Network Security Internet Technology Development Database Servers Mobile Phone Android Software Apple Software Computer Software News IT Information

In addition to Weibo, there is also WeChat

Please pay attention

WeChat public account

Shulou

Realization of suffix Tree Summary and how to write Code based on UKKonen

2025-01-14 Update From: SLTechnology News&Howtos shulou NAV: SLTechnology News&Howtos > Development >

Share

Shulou(Shulou.com)06/03 Report--

Based on UKKonen to achieve suffix tree summary and how to write code, many novices are not very clear about this, in order to help you solve this problem, the following editor will explain in detail for you, people with this need can come to learn, I hope you can get something.

A rookie version of SuffixTree was implemented a few years ago. Recently, we have to use the suffix tree to deal with some problems, and we have seriously implemented an On-Line algorithm based on UKKonen. To sum up a little bit.

Several articles about the introduction of suffix trees on the Internet are well written, so I no longer bother to do repetitive work. This is just my personal summary post, so the positioning is to read the brief introduction of the suffix tree, know what suffix tree, and then read the accelerated article of UKKonen, a concluding post from a somewhat confused classmate.

The authentic Paper should be the following paper of Ukkonen.

(1) E. Ukkonen, On-Line Construction ofSuffix Trees, Algorithmica, 14 (1995)
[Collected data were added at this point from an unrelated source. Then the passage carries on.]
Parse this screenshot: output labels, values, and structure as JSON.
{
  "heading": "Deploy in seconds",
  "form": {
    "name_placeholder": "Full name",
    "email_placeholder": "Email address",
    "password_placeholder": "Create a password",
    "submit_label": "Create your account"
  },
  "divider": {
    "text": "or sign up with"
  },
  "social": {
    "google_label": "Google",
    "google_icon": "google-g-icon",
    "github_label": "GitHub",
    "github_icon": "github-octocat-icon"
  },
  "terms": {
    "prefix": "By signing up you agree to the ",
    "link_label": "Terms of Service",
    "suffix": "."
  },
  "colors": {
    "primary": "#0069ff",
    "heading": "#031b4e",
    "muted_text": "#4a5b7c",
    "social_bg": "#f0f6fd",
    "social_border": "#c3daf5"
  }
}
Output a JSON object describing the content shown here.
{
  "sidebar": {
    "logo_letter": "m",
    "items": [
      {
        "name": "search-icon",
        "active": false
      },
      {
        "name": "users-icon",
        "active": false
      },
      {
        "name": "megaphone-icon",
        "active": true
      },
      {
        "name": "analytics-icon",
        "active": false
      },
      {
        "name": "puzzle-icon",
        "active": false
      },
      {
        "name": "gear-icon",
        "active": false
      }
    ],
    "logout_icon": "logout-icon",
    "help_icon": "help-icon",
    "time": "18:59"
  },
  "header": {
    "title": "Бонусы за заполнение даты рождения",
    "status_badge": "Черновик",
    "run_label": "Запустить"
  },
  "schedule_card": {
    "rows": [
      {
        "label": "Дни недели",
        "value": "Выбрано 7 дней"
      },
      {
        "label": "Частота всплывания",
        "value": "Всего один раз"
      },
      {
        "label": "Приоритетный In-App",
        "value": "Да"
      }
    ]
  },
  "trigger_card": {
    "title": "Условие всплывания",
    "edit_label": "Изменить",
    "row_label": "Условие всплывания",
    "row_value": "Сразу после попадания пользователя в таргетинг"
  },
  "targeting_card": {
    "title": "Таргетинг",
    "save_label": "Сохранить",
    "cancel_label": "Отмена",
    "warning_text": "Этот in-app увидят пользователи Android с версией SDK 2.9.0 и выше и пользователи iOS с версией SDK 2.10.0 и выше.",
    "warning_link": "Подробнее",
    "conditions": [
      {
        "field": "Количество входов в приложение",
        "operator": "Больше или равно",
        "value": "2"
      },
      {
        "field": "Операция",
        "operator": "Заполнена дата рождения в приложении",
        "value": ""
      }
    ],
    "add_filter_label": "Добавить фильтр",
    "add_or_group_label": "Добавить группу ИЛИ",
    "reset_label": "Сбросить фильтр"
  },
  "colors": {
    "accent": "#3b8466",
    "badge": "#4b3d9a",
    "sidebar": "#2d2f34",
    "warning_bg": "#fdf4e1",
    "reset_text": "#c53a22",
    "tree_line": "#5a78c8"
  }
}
But I read it, and it was really a little difficult for me to understand, and then Gusfield wrote the following article in the book or Paper, which is much easier to understand. If you want to learn the suffix tree OnLine algorithm, it is highly recommended to read the following Guesfield article.

(2) Gusfield, Dan (1999) [1997] .algorithms on Strings, Trees and Sequences: Computer Science and ComputationalBiology. USA: Cambridge University Press.

The above two Paper articles are in English. If you want to read them, you can read them under Google.

Most of the students understood what was going on as soon as they looked at the suffix tree, but they fainted as soon as they saw the algorithm of UKKonen and the description of three accelerated large segments.

I try to ignore the proof, simply and not strictly summarize the three key accelerations in the UKKonen algorithm (for those of you who have not read Guesfield or related articles, I can only say sorry):

(1) SuffixLink: various theories are a little complicated to prove, but the use of the truth is very simple. Because when we add s [iTun1] to the substring s [j-1]... After I], the next step is to add s [iTun1] to s [j... I] in the back. Normally we traverse s from the root node [j... I], but this takes time, so why don't we start from s [j-1... .. I] just jump to s [j... .I] instead of traversing down the root node every time. So the so-called SuffixLink, for s [j-1. I], is s [j... .. I] address.

(2) in the Ukkonen algorithm, the leaf node is always the leaf node (this acceleration is easy to understand as soon as you read the Gusfield article carefully, it is only a summary here, not in depth), so each traversal only needs to start from the last leaf node.

(3) but found that s [j … ITunes 1] is already in the suffix tree, so s [jacks 1... .I + 1] these suffixes must also be in the suffix tree, so there is no need to traverse.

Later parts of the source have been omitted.